NIST researchers previously demonstrated that spin valves could be used to trap and rotate particles and recently were awarded two patents related to the idea of a magnetic chip. (U.S. Patent 7,981,696 B2, awarded July 19, 2011, and U.S. Patent 7,985,599 B2, awarded July 26, 2011. Inventors John Moreland, Elizabeth Mirowski, and Stephen Russek. Microfluidic platform of arrayed switchable spin-valve elements for high-throughput sorting and manipulation of magnetic particles and biomolecules.)

Biotechnology and medical diagnostics applications could use the chip in bioassay magnetic tags. The chip demonstration provides a conceptual foundation for a more complex magnetic random access memory (MRAM) for molecular and cellular manipulation. For example, programmable microfluidic MRAM chips might simultaneously control a large number of beads, and the attached molecules or cells, to assemble “smart” tags with specified properties, such as an affinity for a given protein at a specific position in the array. NIST is also interested in developing cellular and molecular tags for magnetic resonance imaging (MRI) studies in which individual cells, such as cancer cells or stem cells, would be tagged with a smart magnetic biomarker that can be tracked remotely in an MRI scanner, Moreland says. Automated spin valve chips might also be used in portable instruments for rapid medical diagnosis or DNA sequencing.

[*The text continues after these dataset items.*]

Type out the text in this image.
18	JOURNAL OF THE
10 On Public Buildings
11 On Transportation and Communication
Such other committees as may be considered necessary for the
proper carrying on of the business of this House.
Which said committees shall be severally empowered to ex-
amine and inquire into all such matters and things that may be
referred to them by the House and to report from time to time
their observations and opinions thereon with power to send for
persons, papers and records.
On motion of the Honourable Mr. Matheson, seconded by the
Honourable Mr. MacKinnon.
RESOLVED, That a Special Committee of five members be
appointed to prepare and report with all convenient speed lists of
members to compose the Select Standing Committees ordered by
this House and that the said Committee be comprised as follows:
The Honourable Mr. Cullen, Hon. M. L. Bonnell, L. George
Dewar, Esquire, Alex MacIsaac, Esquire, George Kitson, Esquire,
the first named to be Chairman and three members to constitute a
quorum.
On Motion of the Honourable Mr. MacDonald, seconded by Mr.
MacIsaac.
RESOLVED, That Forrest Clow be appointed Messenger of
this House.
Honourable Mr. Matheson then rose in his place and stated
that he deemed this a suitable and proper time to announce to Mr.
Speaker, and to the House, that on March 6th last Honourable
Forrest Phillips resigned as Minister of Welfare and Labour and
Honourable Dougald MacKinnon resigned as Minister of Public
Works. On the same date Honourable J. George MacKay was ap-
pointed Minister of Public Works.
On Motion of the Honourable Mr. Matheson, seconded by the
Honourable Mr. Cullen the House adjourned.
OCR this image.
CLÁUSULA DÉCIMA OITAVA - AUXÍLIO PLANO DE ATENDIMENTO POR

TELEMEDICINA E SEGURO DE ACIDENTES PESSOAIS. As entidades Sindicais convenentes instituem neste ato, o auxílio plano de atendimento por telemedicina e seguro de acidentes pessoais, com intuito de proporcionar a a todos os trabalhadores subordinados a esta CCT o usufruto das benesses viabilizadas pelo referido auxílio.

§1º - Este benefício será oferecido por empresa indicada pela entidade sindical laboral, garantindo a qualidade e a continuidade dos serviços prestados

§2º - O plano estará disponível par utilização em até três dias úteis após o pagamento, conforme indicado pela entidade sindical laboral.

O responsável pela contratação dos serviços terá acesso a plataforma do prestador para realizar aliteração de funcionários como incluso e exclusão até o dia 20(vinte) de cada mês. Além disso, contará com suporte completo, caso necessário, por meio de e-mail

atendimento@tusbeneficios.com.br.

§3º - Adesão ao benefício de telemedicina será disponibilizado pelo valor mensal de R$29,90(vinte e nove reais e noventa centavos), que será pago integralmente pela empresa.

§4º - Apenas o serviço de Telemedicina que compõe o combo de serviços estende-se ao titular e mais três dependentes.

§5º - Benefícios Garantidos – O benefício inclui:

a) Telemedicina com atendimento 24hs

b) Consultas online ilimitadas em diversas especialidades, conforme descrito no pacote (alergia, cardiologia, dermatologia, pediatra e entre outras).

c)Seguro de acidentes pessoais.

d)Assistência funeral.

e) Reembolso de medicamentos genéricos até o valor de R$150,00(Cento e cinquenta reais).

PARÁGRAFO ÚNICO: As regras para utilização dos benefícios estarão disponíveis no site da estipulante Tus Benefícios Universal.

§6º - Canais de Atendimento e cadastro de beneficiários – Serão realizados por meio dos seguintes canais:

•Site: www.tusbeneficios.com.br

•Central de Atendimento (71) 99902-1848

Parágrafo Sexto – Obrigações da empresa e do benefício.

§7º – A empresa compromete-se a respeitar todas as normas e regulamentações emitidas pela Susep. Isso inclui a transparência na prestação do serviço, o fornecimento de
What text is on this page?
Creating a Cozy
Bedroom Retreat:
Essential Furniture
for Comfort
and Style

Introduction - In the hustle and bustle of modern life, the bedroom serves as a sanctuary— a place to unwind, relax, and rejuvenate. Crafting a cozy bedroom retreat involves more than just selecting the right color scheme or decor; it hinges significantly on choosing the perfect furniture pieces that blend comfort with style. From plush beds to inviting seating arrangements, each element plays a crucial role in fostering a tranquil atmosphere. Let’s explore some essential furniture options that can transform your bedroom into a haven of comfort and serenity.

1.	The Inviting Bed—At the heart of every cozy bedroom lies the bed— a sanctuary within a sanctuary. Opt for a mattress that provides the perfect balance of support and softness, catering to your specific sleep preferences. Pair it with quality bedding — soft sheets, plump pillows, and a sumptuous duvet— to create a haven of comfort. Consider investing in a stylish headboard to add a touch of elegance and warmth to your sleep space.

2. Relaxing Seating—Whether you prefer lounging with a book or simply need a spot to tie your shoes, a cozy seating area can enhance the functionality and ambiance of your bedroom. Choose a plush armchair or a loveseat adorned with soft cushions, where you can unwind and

Results were published by lead author Wendy Altman, who did the research at NIST as a CU graduate student working on her doctoral thesis. Another author, Bruce Han, was a CU student in NIST’s Summer Undergraduate Research Fellowship (SURF) program. See: W.R. Altman, J. Moreland, S.E. Russek, B.W. Han and V. M. Bright. 2011. Controlled transport of superparamagnetic beads with spin-valves. Applied Physics Letters, Vol. 99, Issue 14, Oct. 3.